Re: Poetischer Alptraum
« Antwort #5 am: Juni 01, 2020, 20:00:25 »
Hi liebe AL! :)
Ja das sind wirklich schöne Zeilen (soweit dies bei einem Alptraum eine statthafte Kategorie ist ;) )!
Interessanterweise ist aber für mich nicht ganz klar geworden, worin der Alptraum nun genau besteht:
Ist eher der Einstiegsbefund, der die Abnutzung der Sprache durch unsensiblen Gebrauch schildert, der Gegenstand des Alptraums?
Oder besteht der Alptraum darin, dass ein letztes Wort sich durch behutsames Verrücken ins innbefreite der Verückt-heit davonstiehlt? Das scheint mir eher als wünschenswert geschildert - eine Art retardierendes Moment im Drama.
Oder besteht der Alptraum in der Auflösung der Sprache im Schrei?
Oder im letztlichen Befund, dass der Schrei als Echo wieder auf das lyrische Ich zurückgeworfen wird?
Anders gefragt: Ging es Dir genau um diese Mehrdeutigkeit oder wolltest Du etwas ganz Bestimmtes als Alptraum darstellen? :)
Auf alle Fälle sehr gerne und angeregt gelesen! :)
LG!
S.

AlteLyrikerin

Re: Poetischer Alptraum
« Antwort #6 am: Juni 02, 2020, 16:22:05 »
Herzlichen Dank für Euren Besuch!

@stephanus mall,

vielen Dank für "tolle Sprache". das ist mir natürlich runter gegangen wie Öl.

@Sufnus,
es ging nicht um die Beschreibung eines wirklichen Alptraums.

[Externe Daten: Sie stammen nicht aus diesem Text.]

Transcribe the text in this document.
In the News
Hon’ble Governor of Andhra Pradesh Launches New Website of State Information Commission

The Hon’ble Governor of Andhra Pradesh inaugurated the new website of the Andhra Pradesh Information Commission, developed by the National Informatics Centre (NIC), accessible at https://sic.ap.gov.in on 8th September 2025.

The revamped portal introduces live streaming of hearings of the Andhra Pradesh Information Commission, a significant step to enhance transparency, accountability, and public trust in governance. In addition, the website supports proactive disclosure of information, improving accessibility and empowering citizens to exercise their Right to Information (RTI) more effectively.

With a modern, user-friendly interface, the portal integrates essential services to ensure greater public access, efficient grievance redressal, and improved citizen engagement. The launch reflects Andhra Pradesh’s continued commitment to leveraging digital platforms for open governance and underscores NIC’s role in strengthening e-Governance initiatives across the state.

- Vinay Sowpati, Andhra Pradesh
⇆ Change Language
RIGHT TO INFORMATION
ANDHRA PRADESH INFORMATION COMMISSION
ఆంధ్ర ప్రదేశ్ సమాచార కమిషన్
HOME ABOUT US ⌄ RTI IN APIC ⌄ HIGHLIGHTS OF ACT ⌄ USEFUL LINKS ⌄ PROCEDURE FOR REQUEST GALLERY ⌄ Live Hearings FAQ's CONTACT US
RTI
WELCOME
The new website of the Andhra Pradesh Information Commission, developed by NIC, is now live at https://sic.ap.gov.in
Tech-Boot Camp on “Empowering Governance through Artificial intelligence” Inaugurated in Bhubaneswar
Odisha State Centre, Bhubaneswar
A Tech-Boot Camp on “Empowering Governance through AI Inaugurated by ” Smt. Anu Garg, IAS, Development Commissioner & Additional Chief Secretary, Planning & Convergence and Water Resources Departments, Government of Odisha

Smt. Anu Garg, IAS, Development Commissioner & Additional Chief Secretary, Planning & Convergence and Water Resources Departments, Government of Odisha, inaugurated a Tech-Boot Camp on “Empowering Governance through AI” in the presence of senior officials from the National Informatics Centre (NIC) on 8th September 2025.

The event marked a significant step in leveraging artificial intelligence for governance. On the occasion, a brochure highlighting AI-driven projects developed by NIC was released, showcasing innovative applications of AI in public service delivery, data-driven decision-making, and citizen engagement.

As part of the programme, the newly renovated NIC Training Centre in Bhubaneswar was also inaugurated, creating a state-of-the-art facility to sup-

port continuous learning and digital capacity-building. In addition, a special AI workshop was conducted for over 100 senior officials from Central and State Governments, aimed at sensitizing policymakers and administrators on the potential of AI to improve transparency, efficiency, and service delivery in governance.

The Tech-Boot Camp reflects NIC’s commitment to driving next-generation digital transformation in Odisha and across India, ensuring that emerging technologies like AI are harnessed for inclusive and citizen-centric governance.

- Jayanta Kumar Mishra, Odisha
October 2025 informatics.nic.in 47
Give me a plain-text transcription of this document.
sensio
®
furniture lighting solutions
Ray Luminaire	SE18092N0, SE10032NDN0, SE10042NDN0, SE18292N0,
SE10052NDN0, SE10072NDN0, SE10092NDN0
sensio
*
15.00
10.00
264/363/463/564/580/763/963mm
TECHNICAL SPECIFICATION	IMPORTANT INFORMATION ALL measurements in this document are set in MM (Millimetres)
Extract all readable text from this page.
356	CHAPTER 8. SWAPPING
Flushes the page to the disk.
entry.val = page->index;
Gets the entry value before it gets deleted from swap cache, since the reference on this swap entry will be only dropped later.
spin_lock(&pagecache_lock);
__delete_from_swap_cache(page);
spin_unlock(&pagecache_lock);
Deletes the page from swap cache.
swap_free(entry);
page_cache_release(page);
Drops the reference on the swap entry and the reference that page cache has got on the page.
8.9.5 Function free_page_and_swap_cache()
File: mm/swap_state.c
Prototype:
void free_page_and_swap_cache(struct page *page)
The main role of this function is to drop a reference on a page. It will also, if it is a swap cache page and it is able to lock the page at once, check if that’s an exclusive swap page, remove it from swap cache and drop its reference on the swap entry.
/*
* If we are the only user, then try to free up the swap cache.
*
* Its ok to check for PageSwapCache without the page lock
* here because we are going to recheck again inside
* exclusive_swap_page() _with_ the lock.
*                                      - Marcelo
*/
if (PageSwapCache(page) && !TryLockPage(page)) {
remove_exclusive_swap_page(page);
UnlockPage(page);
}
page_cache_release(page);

In einem Traum verschieben sich die Bilder und Wahrnehmungen ja oft bis ins Absurde, ja wahnhaft Anmutende. Der Traum sollte mit einer nachvollziehbaren Beschreibung beginnen (Zerfall, Missbrauch, Sinnentleerung von Sprache in Werbung und Medien) und dann langsam immer mehr  kippen ins Irreale (ein Wort, das dem Sinn den Rücken kehrt) und bei dem Versuch sich an ein Unsagbares zu heften, wird dann das Wort vollends zum Schrei. Der Poet scheitert also bei dem Versuch etwas ganz neues, bisher nicht sagbares zu formulieren.

Herzliche Grüße an euch beide, AlteLyrikerin.